• fran farrell

    Potentially debilitating future threats by the FTC. If the commissioners want law settled against them they should go to court.

  • http://twitter.com/adamjepstein Adam J Epstein

    FTC is right to focus on Google’s Search Partner Network. Google uses its monopoly position to require publishers to sell their search traffic exclusively to Google (via advertising placements). This hurts advertisers and publishers – and ultimately consumers. Obtaining a consent decree that requires Google to compete for traffic outside of its own search box, would improve the ecosystem immensely.

  • http://twitter.com/gsterling Greg Sterling

    These exclusivity agreements are an easier and potentially legally clearer issue to tackle

  • daveintheuk

    I hope this report is wrong – if not the FTC are about to make an Insane, spineless, short sighted blunder that will harm businesses around the world.

    Google tells us to imagine search engines didn’t exist – perhaps they should imagine shareholders don’t exist, and go back to being the admirable company they once were before they got so damn greedy.

  • http://twitter.com/HyperTexted Kevin Gerding

    Antitrust laws were created in the 1800s. LOL How can horse and buggy laws be applied to the digital world? Politicians, concerned more about reelection than their country, are mostly to blame for not giving the FTC modern tools to safeguard a fair marketplace. But I would agree the FTC is a bloated and very ineffective organization. For a government agency that is to protect consumers and businesses, it seems they are quite passive in any of their enforcement actions.

  • http://www.tylerherrick.com Tyler Herrick

    I’m glad to see the FTC wavering on this part because of vertical search. It’s human nature to categorize things, it makes sense that a few of the *most* popular queries would be split into a vertical search. Now, Universal Search can pull from across all verticals as well as organic, in attempt to surface the best results from all subsets. Sometimes an organic result is #1, and the less-confident results from verticals are placed lower. Sometimes it’s the other way around. You win some you lose some.

  • http://www.socialbakers.com/ Peter Kelly

    I can’t but agree with you, sir. These are really wise words – “Google tells us to imagine search engines didn’t exist – perhaps they should imagine shareholders don’t exist”. With your permission, I will use this sentence later on. Thanks Dave.

  • Steven Spangler

    Resistance is futile; you will be assimilated.
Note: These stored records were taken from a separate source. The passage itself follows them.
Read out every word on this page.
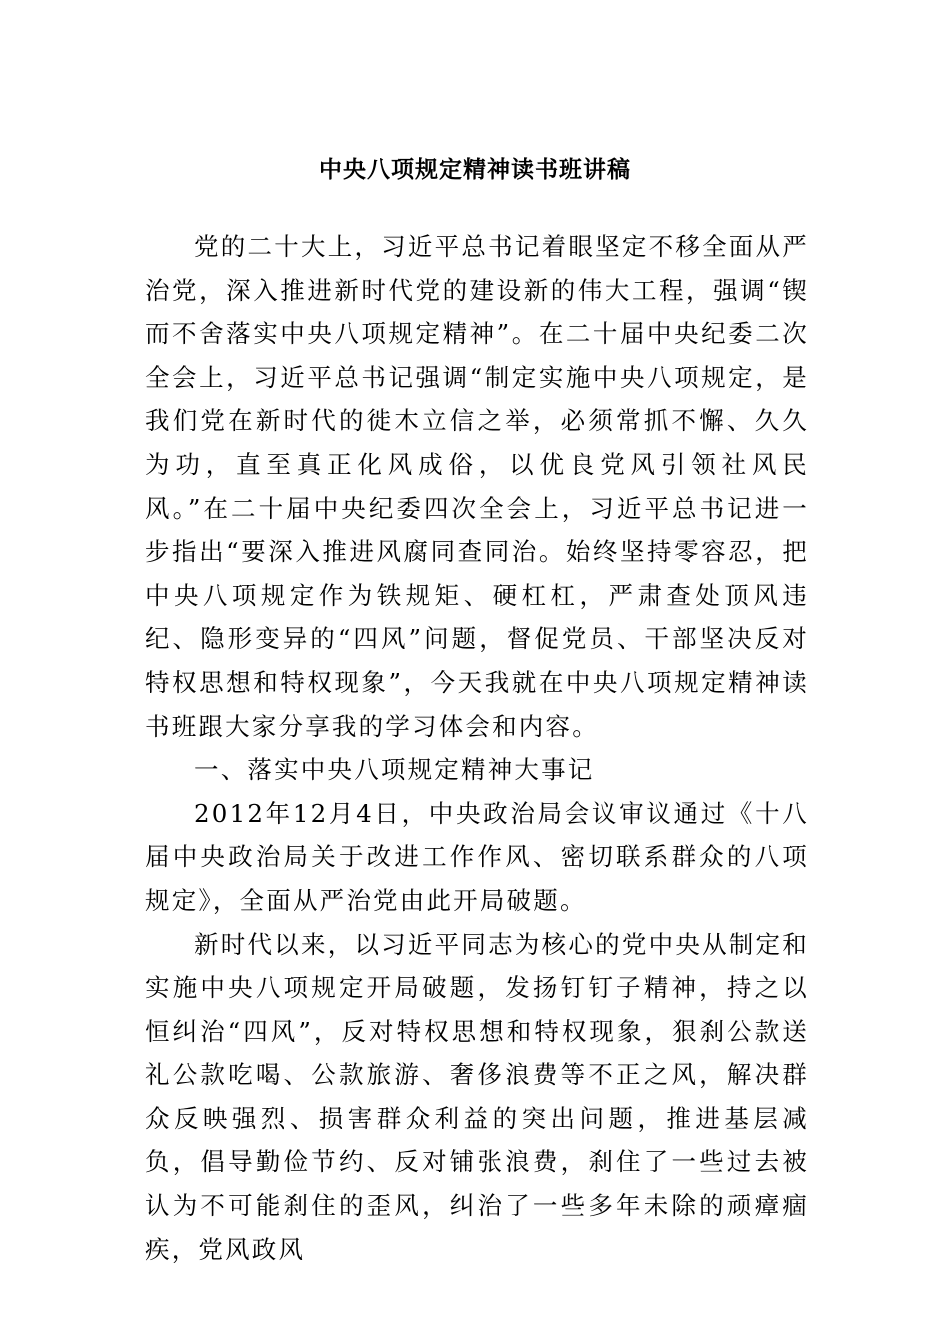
中央八项规定精神读书班讲稿

党的二十大上，习近平总书记着眼坚定不移全面从严治党，深入推进新时代党的建设新的伟大工程，强调“锲而不舍落实中央八项规定精神”。在二十届中央纪委二次全会上，习近平总书记强调“制定实施中央八项规定，是我们党在新时代的徙木立信之举，必须常抓不懈、久久为功，直至真正化风成俗，以优良党风引领社风民风。”在二十届中央纪委四次全会上，习近平总书记进一步指出“要深入推进风腐同查同治。始终坚持零容忍，把中央八项规定作为铁规矩、硬杠杠，严肃查处顶风违纪、隐形变异的“四风”问题，督促党员、干部坚决反对特权思想和特权现象”，今天我就在中央八项规定精神读书班跟大家分享我的学习体会和内容。

一、落实中央八项规定精神大事记

2012年12月4日，中央政治局会议审议通过《十八届中央政治局关于改进工作作风、密切联系群众的八项规定》，全面从严治党由此开局破题。

新时代以来，以习近平同志为核心的党中央从制定和实施中央八项规定开局破题，发扬钉钉子精神，持之以恒纠治“四风”，反对特权思想和特权现象，狠刹公款送礼公款吃喝、公款旅游、奢侈浪费等不正之风，解决群众反映强烈、损害群众利益的突出问题，推进基层减负，倡导勤俭节约、反对铺张浪费，刹住了一些过去被认为不可能刹住的歪风，纠治了一些多年未除的顽瘴痼疾，党风政风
  • http://profile.yahoo.com/FON3E6ETYC6HLHZQIIMON5QFYY Ralph

    uptil I saw the draft 4 $8815, I did not believe that...my... brother was like really earning money in their spare time at their computer.. there mums best friend has been doing this 4 less than 21 months and resently cleard the morgage on there home and got themselves a Car. go to, A­sk25.­­com

  • daveintheuk

    Please, feel free :-)

  • Alex Murphy

    You should read up on anti-trust law. No matter your feelings about some idealistic vision of a past Google (that never truly existed), the simple fact is what Google is doing is not illegal under current laws. The FTC doesn’t have a leg to stand on, and if they go to trial they know that Google will fight, and has more money and better lawyers, and will win. And the FTC will be embarresed and their reputation possibly irrevocably damaged.

    And Google’s goal has always been to “organize the world’s information and make it universally accessible.” Of course with a mission like that, their boundaries and “search verticals” are potentially limitless. I think their greed is not for more money, but a never-ending appetite for data. Larry and Sergey particularly don’t seem to give a crap about shareholders, or they wouldn’t invest in all these dream profits and keep playing the long game (just like Amazon).